Neural Quantum Embedding: Pushing the Limits of Quantum Supervised Learning

TL;DR

This work introduces Neural Quantum Embedding (NQE), a framework that uses a classical neural network to learn data-dependent quantum embeddings, thereby maximizing the trace distance between class-conditional quantum states and tightening the empirical risk lower bound. By replacing or augmenting fixed trainable unitary embeddings with NQE, the approach achieves higher data separability, improved training and generalization, and increased robustness to noise across quantum neural networks and quantum kernel methods. Empirical results on MNIST-based tasks with four-qubit QCNNs and IBM hardware show substantial accuracy gains (up to 96% with PCA-NQE) and reduced generalization bounds, with consistent improvements across larger quantum systems and Fashion-MNIST in simulations. The findings indicate that constraining expressibility to enhance separability enables more trainable and scalable quantum learning on NISQ devices, offering practical benefits for quantum-assisted classification.

Abstract

Quantum embedding is a fundamental prerequisite for applying quantum machine learning techniques to classical data, and has substantial impacts on performance outcomes. In this study, we present Neural Quantum Embedding (NQE), a method that efficiently optimizes quantum embedding beyond the limitations of positive and trace-preserving maps by leveraging classical deep learning techniques. NQE enhances the lower bound of the empirical risk, leading to substantial improvements in classification performance. Moreover, NQE improves robustness against noise. To validate the effectiveness of NQE, we conduct experiments on IBM quantum devices for image data classification, resulting in a remarkable accuracy enhancement from 0.52 to 0.96. In addition, numerical analyses highlight that NQE simultaneously improves the trainability and generalization performance of quantum neural networks, as well as of the quantum kernel method.

Figures (13)

• Figure 1: Overview of the NQE training. The unitary transformation that maps $x_i$ to the quantum feature space is determined by the output of a classical neural network denoted by $g(x_i,w)$, where $w$ represents trainable parameters. The resulting quantum state is $|x_i(w)\rangle = V(g(x_i,w))|0\rangle^{\otimes n}$. The goal of the training is to produce mapping functions that can separate the two classes of data into two orthogonal subspaces. Efficient calculation of the fidelity between the two quantum states produced by the feature map is performed using a quantum computer.
• Figure 2: (a) Schematic representation of the quantum circuit used in the experiments.
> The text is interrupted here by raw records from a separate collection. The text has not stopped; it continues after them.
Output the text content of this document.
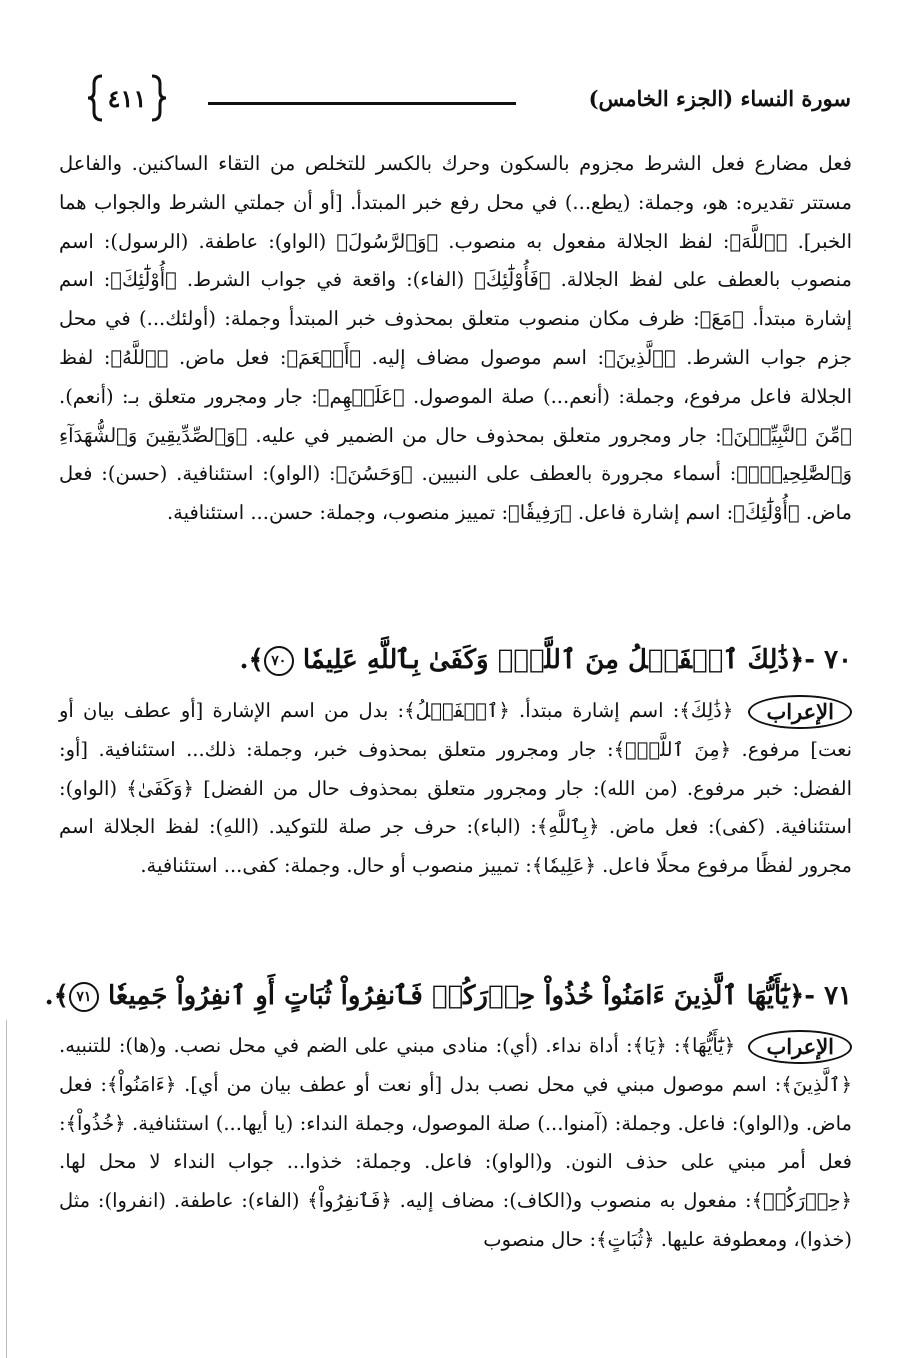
٤١١	سورة النساء (الجزء الخامس)

فعل مضارع فعل الشرط مجزوم بالسكون وحرك بالكسر للتخلص من التقاء الساكنين. والفاعل مستتر تقديره: هو، وجملة: (يطع...) في محل رفع خبر المبتدأ. [أو أن جملتي الشرط والجواب هما الخبر]. ﴿ٱللَّهَ﴾: لفظ الجلالة مفعول به منصوب. ﴿وَٱلرَّسُولَ﴾ (الواو): عاطفة. (الرسول): اسم منصوب بالعطف على لفظ الجلالة. ﴿فَأُوْلَٰٓئِكَ﴾ (الفاء): واقعة في جواب الشرط. ﴿أُوْلَٰٓئِكَ﴾: اسم إشارة مبتدأ. ﴿مَعَ﴾: ظرف مكان منصوب متعلق بمحذوف خبر المبتدأ وجملة: (أولئك...) في محل جزم جواب الشرط. ﴿ٱلَّذِينَ﴾: اسم موصول مضاف إليه. ﴿أَنۡعَمَ﴾: فعل ماض. ﴿ٱللَّهُ﴾: لفظ الجلالة فاعل مرفوع، وجملة: (أنعم...) صلة الموصول. ﴿عَلَيۡهِم﴾: جار ومجرور متعلق بـ: (أنعم). ﴿مِّنَ ٱلنَّبِيِّـۧنَ﴾: جار ومجرور متعلق بمحذوف حال من الضمير في عليه. ﴿وَٱلصِّدِّيقِينَ وَٱلشُّهَدَآءِ وَٱلصَّٰلِحِينَۚ﴾: أسماء مجرورة بالعطف على النبيين. ﴿وَحَسُنَ﴾: (الواو): استئنافية. (حسن): فعل ماض. ﴿أُوْلَٰٓئِكَ﴾: اسم إشارة فاعل. ﴿رَفِيقٗا﴾: تمييز منصوب، وجملة: حسن... استئنافية.

٧٠ -﴿ذَٰلِكَ ٱلۡفَضۡلُ مِنَ ٱللَّهِۚ وَكَفَىٰ بِٱللَّهِ عَلِيمٗا ٧٠﴾.

الإعراب ﴿ذَٰلِكَ﴾: اسم إشارة مبتدأ. ﴿ٱلۡفَضۡلُ﴾: بدل من اسم الإشارة [أو عطف بيان أو نعت] مرفوع. ﴿مِنَ ٱللَّهِۚ﴾: جار ومجرور متعلق بمحذوف خبر، وجملة: ذلك... استئنافية. [أو: الفضل: خبر مرفوع. (من الله): جار ومجرور متعلق بمحذوف حال من الفضل] ﴿وَكَفَىٰ﴾ (الواو): استئنافية. (كفى): فعل ماض. ﴿بِٱللَّهِ﴾: (الباء): حرف جر صلة للتوكيد. (اللهِ): لفظ الجلالة اسم مجرور لفظًا مرفوع محلًا فاعل. ﴿عَلِيمٗا﴾: تمييز منصوب أو حال. وجملة: كفى... استئنافية.

٧١ -﴿يَٰٓأَيُّهَا ٱلَّذِينَ ءَامَنُواْ خُذُواْ حِذۡرَكُمۡ فَٱنفِرُواْ ثُبَاتٍ أَوِ ٱنفِرُواْ جَمِيعٗا ٧١﴾.

الإعراب ﴿يَٰٓأَيُّهَا﴾: ﴿يَا﴾: أداة نداء. (أي): منادى مبني على الضم في محل نصب. و(ها): للتنبيه. ﴿ٱلَّذِينَ﴾: اسم موصول مبني في محل نصب بدل [أو نعت أو عطف بيان من أي]. ﴿ءَامَنُواْ﴾: فعل ماض. و(الواو): فاعل. وجملة: (آمنوا...) صلة الموصول، وجملة النداء: (يا أيها...) استئنافية. ﴿خُذُواْ﴾: فعل أمر مبني على حذف النون. و(الواو): فاعل. وجملة: خذوا... جواب النداء لا محل لها. ﴿حِذۡرَكُمۡ﴾: مفعول به منصوب و(الكاف): مضاف إليه. ﴿فَٱنفِرُواْ﴾ (الفاء): عاطفة. (انفروا): مثل (خذوا)، ومعطوفة عليها. ﴿ثُبَاتٍ﴾: حال منصوب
The green rectangle indicates the Neural Quantum Embedding (NQE), which transforms classical data $x_i$ into a quantum state $\vert x_i \rangle$. The blue rectangles represent two-qubit parameterized quantum gates of the Quantum Convolutional Neural Network (QCNN), designed for binary classification tasks. (b) Plot depicting the evolution of the trace distance between two ensembles of quantum states embedded by the NQE models during training on the ibmq_toronto device, compared to the trace distance from conventional quantum embedding without NQE. (c) Noiseless QCNN simulation results. (d) The results from QCNN experiments conducted on IBM quantum devices. In (c) and (d), the blue solid, red dashed, and green dash-dotted lines represent the mean training loss histories for conventional ZZ feature embedding, PCA-NQE, and NQE, respectively. The shaded regions in the figure represent one standard deviation from the mean. These values are acquired from five repetitions of each QCNN training with random initialization of parameters. The thicker versions of these lines indicate the theoretical lower bounds for each method.
• Figure 3: Comparative analysis between Neural Quantum Embeddings and Trainable Unitary Embeddings with one, two and three trainable layers. The numerical simulations were conducted under noiseless (left) and noisy (right) environments, utilizing MNIST (top) and Fashion-MNIST (bottom) datasets. For noiseless simulations, we used 1000 iterations, a learning rate of 0.01 learning rate, and batches of 128 data points per iteration. For noisy simulations, we used 200 iterations, a learning rate of 0.05, and batches of 15 data point per iteration. The noisy model simulations utilized the IBM Qiskit FakeGuadalupe environment. The classification accuracies were evaluated using a sample size of 2115 and 2000 data points for the MNIST and Fashion-MNIST datasets, respectively. The mean and one standard deviation from five independent iterations are shown for the loss history.
• Figure 4: The local effective dimension for the circuit with (solid green) and without (dashed blue) NQE. These results are based on ten sets of experiments, each on a distinct artificial dataset with 20 repetitions with random initialization of parameters. The reported values represent the average across all 200 experiments.
• Figure 5: A comparative analysis of the generalization error bound $G$ with varying regularization weights $\lambda$. This plot illustrates the performance enhancement -- lower generalization error bound -- when employing NQE (green triangles) and PCA-NQE (red circles) over conventional methods without NQE (blue squares) in quantum kernel methods. PCA-NQE and NQE were optimized on the ibmq_toronto quantum hardware. The error bound $G$ was determined based on five independent numerical simulations, presenting both the mean and one standard deviation of $G$.